What it does not demonstrate. The examples are deliberately small. A production verification IP — a TileLink master, an alert handler, a deep register layer — in synthesizable form would be larger and would use FIFO primitives instead of single-element registers for buffering. But example E.4 retires the substantive doubt: the hard case, a stateful checker with a golden model and a comparator, is shown to synthesize, so what remains is scale, not shape. The five rules and the same handshake discipline apply to a deeper FSM and a parameterized FIFO unchanged. The end-to-end bring-up of a full SoC’s actor graph on a commercial emulator or a large FPGA board is bounded engineering on this basis (Chapter 7 §7.17), not architectural novelty.

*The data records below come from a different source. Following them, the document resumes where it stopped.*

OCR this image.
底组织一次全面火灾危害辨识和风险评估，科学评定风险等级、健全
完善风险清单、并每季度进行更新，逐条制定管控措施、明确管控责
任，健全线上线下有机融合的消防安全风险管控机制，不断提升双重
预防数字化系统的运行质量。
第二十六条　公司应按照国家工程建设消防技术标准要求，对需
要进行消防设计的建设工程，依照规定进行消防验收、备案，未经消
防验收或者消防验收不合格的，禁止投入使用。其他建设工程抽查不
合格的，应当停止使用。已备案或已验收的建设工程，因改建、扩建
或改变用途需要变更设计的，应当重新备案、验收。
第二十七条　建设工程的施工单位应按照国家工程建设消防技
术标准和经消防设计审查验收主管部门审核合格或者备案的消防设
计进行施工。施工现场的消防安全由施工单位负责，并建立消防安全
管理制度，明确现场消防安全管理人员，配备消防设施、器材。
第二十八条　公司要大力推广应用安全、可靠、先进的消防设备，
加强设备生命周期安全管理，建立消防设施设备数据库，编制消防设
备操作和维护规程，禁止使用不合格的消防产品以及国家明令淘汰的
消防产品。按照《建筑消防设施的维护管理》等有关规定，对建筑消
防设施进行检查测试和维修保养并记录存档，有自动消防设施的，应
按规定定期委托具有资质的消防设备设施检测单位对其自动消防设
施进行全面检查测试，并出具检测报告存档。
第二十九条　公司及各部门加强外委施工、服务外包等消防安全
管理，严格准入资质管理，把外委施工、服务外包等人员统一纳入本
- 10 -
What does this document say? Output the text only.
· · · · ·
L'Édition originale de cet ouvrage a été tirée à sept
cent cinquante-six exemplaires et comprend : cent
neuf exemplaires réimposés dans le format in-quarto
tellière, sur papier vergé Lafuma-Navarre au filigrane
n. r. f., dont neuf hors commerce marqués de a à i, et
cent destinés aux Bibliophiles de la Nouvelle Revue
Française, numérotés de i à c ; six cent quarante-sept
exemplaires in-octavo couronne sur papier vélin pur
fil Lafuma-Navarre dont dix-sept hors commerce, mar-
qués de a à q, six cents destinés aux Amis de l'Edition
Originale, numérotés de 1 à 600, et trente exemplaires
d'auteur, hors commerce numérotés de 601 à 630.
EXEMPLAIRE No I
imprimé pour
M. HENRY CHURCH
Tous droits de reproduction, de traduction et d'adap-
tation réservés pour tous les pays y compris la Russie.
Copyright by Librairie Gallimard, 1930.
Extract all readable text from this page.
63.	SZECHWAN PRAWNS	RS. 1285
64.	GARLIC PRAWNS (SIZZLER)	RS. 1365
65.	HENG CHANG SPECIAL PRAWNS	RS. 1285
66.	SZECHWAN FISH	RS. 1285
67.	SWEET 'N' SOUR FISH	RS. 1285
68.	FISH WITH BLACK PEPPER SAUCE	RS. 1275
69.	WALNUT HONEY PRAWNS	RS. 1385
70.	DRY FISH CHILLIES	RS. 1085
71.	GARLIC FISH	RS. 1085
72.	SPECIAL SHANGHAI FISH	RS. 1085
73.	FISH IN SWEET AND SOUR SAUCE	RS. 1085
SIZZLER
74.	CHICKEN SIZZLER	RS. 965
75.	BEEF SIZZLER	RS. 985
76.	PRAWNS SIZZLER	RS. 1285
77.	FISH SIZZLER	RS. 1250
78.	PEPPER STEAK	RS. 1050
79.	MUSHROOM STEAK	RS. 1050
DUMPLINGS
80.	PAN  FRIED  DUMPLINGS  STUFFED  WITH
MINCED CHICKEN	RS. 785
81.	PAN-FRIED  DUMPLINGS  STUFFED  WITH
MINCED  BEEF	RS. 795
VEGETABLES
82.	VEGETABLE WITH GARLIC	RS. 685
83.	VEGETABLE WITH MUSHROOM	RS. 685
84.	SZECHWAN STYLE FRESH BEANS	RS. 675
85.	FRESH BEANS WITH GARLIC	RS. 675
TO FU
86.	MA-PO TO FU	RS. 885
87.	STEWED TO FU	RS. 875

What is on the methodology roadmap. Two adjacent steps stand out. The first is an actor-aware DSL or HLS preset (Catapult or Stratus tuned for the actor pattern) that emits the synthesizable form from the class-based description automatically; the mapping in this appendix is the specification such a tool would implement, and Golden Gate (§E.5) is the existence proof that the emission is mechanical and cycle-exact. The second is direct synthesis of the SystemC actor framework (Appendix J) through existing SystemC HLS tooling; because Catapult and Stratus already accept synthesizable SystemC, the SystemC actor port is a near-term path to RTL without new tool development, and the five rules transfer to SystemC unchanged.

The artifacts this appendix ships — a single actor synthesized and placed-and-routed on iCE40 at 126.6 MHz, and a whole verification loop (the scoreboard included) synthesized to gates and run against its software rendering with identical results — are the proof that the methodology produces real hardware, verification environment and all. Everything beyond is engineering scale, not architectural novelty.

E.7 Files

  • appE_synth/RULES.md — the five rules and the class-to-module translation table.

  • appE_synth/examples/counter_actor.sv — one synthesizable actor, 100 lines of SystemVerilog.

  • appE_synth/examples/counter_chain.sv — two-stage composition demonstrating the ‘WIRE equivalent.

  • appE_synth/Makefilemake lint runs Verilator, make synth runs Yosys, make fpga runs the iCE40 flow.

  • appG_firesim_substrate_swap/ — the whole verification loop (stimulus, DUT, scoreboard, coverage) as synthesizable actors; make synth prints the per-actor gate counts of Table E.1, make run checks the synthesized fabric against the software rendering, and ./firesim/ carries it onto FireSim.